Cleanthony Early scored 20 points with three 3-pointers and a pair of dunks and Wichita State began celebrating early in the second half. The 22-point romp over Evansville in the quarterfinals had a similar feel.
"Our motto is to 'play angry,"' centre Kadeem Coleby said. "But at the same time we're out there on the court smiling, and we're having fun with each other."
And making life miserable for the opposition.
"They handled us," Missouri State coach Paul Lusk said. "Obviously, we had some guys go down but give them credit. It wasn't a whole lot of fun to sit through."
Jarmar Gulley, who leads the team with a 14.7-point average, had five points in 14 minutes before leaving with a jaw injury. Keith Pickens was scoreless and played three minutes because of a groin injury.
"They're two of our best guys," forward Christian Kirk said. "That's pretty tough."
Cotton also made three 3-pointers for the top-seeded Shockers, who matched the start by Larry Bird and Indiana State in 1979 before they lost to Michigan State and Magic Johnson in the NCAA title game. Wichita State will be heavily favoured against Indiana State or Southern Illinois to make it 34 in a row, which would match the NCAA-record start by UNLV in 1990-91.
Players appear utterly unconcerned.
"I don't know about exactly celebrating what we've accomplished, so to speak, as opposed to thinking about how great we are," said VanVleet, the Valley player of the year. "We don't really blow our heads up like that. We have fun throughout the process.

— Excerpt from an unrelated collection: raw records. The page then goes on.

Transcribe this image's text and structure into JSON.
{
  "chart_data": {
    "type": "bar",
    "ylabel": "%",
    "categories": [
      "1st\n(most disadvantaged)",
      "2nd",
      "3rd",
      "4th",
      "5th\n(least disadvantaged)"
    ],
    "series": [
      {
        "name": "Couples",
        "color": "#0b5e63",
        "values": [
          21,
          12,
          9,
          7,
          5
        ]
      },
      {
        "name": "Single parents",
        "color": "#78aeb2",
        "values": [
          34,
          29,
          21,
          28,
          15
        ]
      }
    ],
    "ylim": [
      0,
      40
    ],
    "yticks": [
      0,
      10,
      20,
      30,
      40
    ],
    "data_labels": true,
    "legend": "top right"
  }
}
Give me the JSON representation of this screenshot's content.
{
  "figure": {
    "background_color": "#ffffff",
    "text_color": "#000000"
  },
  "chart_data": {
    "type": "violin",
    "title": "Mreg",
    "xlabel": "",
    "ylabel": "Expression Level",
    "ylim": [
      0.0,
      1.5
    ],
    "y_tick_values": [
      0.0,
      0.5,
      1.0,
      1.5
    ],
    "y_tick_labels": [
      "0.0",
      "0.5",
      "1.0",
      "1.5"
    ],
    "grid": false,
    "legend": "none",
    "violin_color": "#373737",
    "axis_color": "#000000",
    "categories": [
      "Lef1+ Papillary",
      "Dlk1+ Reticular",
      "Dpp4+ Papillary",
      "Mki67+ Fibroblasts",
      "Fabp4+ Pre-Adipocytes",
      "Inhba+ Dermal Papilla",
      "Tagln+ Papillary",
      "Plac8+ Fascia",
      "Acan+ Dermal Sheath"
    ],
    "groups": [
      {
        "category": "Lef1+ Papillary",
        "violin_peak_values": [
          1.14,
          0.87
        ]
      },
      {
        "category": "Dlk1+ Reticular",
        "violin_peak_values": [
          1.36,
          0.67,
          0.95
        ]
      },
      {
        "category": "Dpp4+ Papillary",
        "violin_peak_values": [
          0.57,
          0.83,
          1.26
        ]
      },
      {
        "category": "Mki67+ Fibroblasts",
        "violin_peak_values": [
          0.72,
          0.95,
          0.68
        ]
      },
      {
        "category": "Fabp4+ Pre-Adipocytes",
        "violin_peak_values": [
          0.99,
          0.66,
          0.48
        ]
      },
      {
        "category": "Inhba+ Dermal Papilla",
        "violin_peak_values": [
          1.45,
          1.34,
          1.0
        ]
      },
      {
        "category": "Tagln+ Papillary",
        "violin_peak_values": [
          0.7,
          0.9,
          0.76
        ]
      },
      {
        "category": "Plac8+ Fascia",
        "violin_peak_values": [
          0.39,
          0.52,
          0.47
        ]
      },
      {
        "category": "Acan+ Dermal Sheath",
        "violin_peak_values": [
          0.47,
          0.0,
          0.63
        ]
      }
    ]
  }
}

"If you watched the game, you saw that."
The Shockers, who last won the conference tourney in 1987, took control with a 17-0 run in the first half and topped it with 24 straight points in the second, scoring at will while Missouri State endured droughts totalling more than 15 minutes.
"I want to win very badly, but I would want to beat you at cards if we dealt them tonight," Marshall told a questioner. "That's just the way I'm wired."
Missouri State (21-11) gave Wichita State its closest call in the regular season, losing by three in overtime at home in January after squandering a 19-point lead. The Bears got away with 33 per cent shooting in the quarterfinals against Illinois State but were blown out shooting 31 per cent against the Shockers.
Cotton added 13 points, and VanVleet had nine points and five assists.
Gavin Thurman led Missouri State with nine points. Austin Ruder was held to four points on 2-for-7 shooting after going 6 for 12 from 3-point range and scoring 21 points in the quarterfinals.
Wichita State went to the Final Four as a No. 9 seed last season and is closing in on a No. 1 seed this March.
Early had his two dunks, celebrating a bit on the way back down court each time, and was among seven players scoring during the 24-0 run that made it 61-23 with 8:58 to go.
The Shockers were 8 for 10 from 3-point range in the first half, with five of them coming in the 17-0 run. Marshall said it was actually 8 for 8 because the two misses were with the shot clock about to expire.
"To us, it's just a rush of excitement," guard Ron Baker said.
Missouri State went more than 6 1/2 minutes without a point before Thurman scored in the lane with 2:13 to go in the half. The Bears trailed 33-19 at the half, their lowest first-half scoring output this season.